The Governor of Ekiti State and Chairman of the Nigeria Governors’ Forum (NGF), Dr. Kayode Fayemi, yesterday lamented the devastating effects of the COVID-19 on the Nigerian economy in 2020, saying that it led to a N43.15 billion or 3.4 percent drop in states’ internally generated revenue (IGR).

Fayemi spoke as the Guest of Honour at the seventh NGF Annual IGR event that brought together stakeholders, policymakers, and professionals to discuss and proffer innovative strategies to assist states to achieve their revenue projections.


The event also fosters peer learning amongst states on associated reforms.

He said the marginal growth in states’ IGR recorded year-on-year from 2016, peaked in 2019 and recorded a decline of N43.15 billion (3.4 percent) in 2020.

The NGF chairman said: “States recorded a compound annual IGR growth of 12 percent, from N687 billion in 2015, to N1.21 trillion by 2020,” due to various reforms.

“These reforms comprise legal revisions, policy directives, institutional restructuring, and technological innovations to improve tax administrative processes and procedures.

“Still, the marginal growth in the IGR of states recorded year-on-year from 2016, peaked in 2019 and recorded a decline of N43.15 billion (3.4 percent) for 2020,” the chairman of the governors forum explained.

He added: “Although, the COVID-19 pandemic contributed strongly to the decline recorded, our tax effort (tax-to-GDP) as states is estimated to be less than three percent.

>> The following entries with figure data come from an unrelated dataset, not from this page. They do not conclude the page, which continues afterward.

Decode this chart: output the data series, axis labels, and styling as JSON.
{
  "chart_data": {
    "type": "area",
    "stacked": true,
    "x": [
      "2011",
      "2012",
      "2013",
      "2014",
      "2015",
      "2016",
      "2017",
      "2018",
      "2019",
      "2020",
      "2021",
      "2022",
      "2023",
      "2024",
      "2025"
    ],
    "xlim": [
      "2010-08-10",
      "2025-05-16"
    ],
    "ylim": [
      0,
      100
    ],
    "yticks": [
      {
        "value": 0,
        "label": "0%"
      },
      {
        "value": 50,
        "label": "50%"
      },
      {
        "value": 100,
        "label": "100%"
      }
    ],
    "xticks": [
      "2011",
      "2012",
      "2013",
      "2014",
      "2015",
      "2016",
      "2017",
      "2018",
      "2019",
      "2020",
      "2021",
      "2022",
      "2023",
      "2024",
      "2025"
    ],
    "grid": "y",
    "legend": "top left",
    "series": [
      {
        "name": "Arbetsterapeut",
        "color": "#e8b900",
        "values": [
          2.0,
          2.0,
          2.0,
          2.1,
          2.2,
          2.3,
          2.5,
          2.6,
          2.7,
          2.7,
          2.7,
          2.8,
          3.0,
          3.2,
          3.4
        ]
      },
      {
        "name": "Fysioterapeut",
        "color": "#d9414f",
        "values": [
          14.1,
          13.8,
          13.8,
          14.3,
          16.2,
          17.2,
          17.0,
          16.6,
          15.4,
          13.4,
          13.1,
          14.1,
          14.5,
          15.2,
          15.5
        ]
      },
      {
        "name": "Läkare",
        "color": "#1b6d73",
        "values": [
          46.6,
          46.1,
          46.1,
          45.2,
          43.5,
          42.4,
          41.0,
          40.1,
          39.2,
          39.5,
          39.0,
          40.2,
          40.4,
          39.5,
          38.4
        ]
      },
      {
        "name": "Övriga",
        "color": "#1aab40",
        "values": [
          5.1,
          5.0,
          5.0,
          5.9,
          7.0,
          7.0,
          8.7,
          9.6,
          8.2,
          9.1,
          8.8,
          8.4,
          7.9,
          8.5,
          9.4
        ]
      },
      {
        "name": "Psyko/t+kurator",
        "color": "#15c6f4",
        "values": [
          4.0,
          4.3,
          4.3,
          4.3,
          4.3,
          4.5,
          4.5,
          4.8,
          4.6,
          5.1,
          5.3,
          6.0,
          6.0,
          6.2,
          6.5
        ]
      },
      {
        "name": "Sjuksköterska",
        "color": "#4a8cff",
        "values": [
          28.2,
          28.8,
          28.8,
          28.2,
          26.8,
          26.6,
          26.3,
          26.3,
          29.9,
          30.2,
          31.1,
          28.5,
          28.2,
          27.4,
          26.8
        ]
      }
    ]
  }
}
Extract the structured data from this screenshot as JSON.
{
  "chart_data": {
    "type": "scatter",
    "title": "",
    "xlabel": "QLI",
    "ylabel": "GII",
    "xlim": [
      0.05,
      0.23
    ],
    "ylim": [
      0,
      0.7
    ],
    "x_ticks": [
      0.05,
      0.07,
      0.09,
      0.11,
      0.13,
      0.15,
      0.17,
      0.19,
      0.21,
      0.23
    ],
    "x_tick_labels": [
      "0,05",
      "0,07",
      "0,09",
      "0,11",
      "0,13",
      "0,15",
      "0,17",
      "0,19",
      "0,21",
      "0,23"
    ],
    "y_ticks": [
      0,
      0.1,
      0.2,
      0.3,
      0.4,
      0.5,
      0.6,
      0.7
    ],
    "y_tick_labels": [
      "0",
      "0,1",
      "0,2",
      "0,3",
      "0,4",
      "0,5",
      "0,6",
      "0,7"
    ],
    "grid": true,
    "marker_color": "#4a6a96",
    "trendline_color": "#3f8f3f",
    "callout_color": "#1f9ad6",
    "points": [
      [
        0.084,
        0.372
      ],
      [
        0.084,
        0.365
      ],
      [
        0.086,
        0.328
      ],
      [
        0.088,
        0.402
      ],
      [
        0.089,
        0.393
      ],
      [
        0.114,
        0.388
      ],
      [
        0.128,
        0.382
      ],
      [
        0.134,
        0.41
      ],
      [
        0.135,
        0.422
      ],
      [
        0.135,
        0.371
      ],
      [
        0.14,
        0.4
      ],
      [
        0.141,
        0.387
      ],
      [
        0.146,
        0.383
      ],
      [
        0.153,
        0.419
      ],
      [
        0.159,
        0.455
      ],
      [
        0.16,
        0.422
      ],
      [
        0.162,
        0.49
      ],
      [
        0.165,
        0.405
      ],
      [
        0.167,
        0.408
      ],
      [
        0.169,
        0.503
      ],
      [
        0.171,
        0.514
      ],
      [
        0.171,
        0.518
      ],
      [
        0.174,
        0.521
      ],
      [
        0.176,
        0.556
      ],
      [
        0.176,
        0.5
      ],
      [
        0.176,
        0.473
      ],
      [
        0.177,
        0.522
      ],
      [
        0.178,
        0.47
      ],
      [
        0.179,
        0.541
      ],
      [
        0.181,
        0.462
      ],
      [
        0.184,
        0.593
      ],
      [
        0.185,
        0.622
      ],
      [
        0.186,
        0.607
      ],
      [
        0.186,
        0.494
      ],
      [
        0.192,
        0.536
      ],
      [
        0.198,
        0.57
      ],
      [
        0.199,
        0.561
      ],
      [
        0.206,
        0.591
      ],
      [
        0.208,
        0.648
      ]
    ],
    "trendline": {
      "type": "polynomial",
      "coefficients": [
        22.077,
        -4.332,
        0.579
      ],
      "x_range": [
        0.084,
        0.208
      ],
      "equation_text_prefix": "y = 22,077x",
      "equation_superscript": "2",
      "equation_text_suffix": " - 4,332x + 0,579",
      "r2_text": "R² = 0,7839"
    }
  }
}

“Advancing beyond our current revenue levels will warrant more systemic reforms to address low tax morale and voluntary compliance by taxpayers.

“The growing wave in tax avoidance and evasion especially among the informal sector is not unconnected with their belief that such cognitive dissonance is right.

“Such justification is often predicated on the principle of reciprocity and economic exchange for which they fault government’s commitment.

“Thus, where these recalcitrant taxpayers perceive a weak social contract, they call to question the legitimacy of taxes imposed on them by the law,” Fayemi declared.

He explained that whilst the governors remained resolute towards delivering their mandate as elected officials, they are confronted with economic and socio-economic challenges beyond the fiscal space that they have.

Thus, he said: “This is what has caused us to aim for as close to even development as we can deliver, a compromise non-beneficiaries will continue to fault us for. This is despite social intervention initiatives, programmes, and projects we have introduced to service various disadvantaged spectrums of the population including the poor, vulnerable and unemployed.”

Nonetheless, the Ekiti State governor said: “We must stand up to the trust placed in us as chief executives of our states and devise a more equitable social minimum, sustainably funded to strengthen our social contract with the citizenry.

“To this end, this learning event and the tax-for-service (TfS) initiative is timely and strategic to our desire to achieve universal health coverage for all Nigerians.

“Health financing has remained a challenge not just for us as government, but for citizens, who periodically pay huge sums out-of-pocket for healthcare. This is the situation, as less than five percent of our population is covered by any form of prepayment mechanism for healthcare.

“High out-of-pocket payments for healthcare has proven to be highly regressive and a major barrier to seeking treatment for many,” he added.

In his speech, the Chairman of the Federal Inland Revenue Service (FIRS), Mohammed Nami, urged the governors to pay more attention to tax as a source of revenue.

He said: “Taxation remains the most veritable tool in addressing the imbalance between the haves and the have nots of the society. Beyond the use of taxation for balancing the social-economic standing of citizens, it is contribution that members of the society make in order for their leaders to provide them with social amenities in appropriate quantity and quality. In short, it is the price paid in anticipation of decent living conditions.

“Tax-compliant citizens can legitimately expect their leaders to provide necessary amenities for a good life. This expectation is confirmed by the constitution of the Federal Republic of Nigeria (as amended)

“Government at various tiers must in view of the constitutional provisions, imbibe the culture of value-for-money or put in proper perspective, value-for tax-money.

“The citizens should not just hear budget figures but must, within their immediate living quarters, feel, see and experience effects of tax revenue.

“This, going forward, should be the norm and not an exception. Nigeria over the years has been dependent on revenue from crude oil.

“This source of revenue is no longer sustainable as the market for fossil fuel continues to deplete due to complications arising from the impact of the COVID-19 pandemic, the shift from fossil fuel to other cleaner sources of energy,” he stated.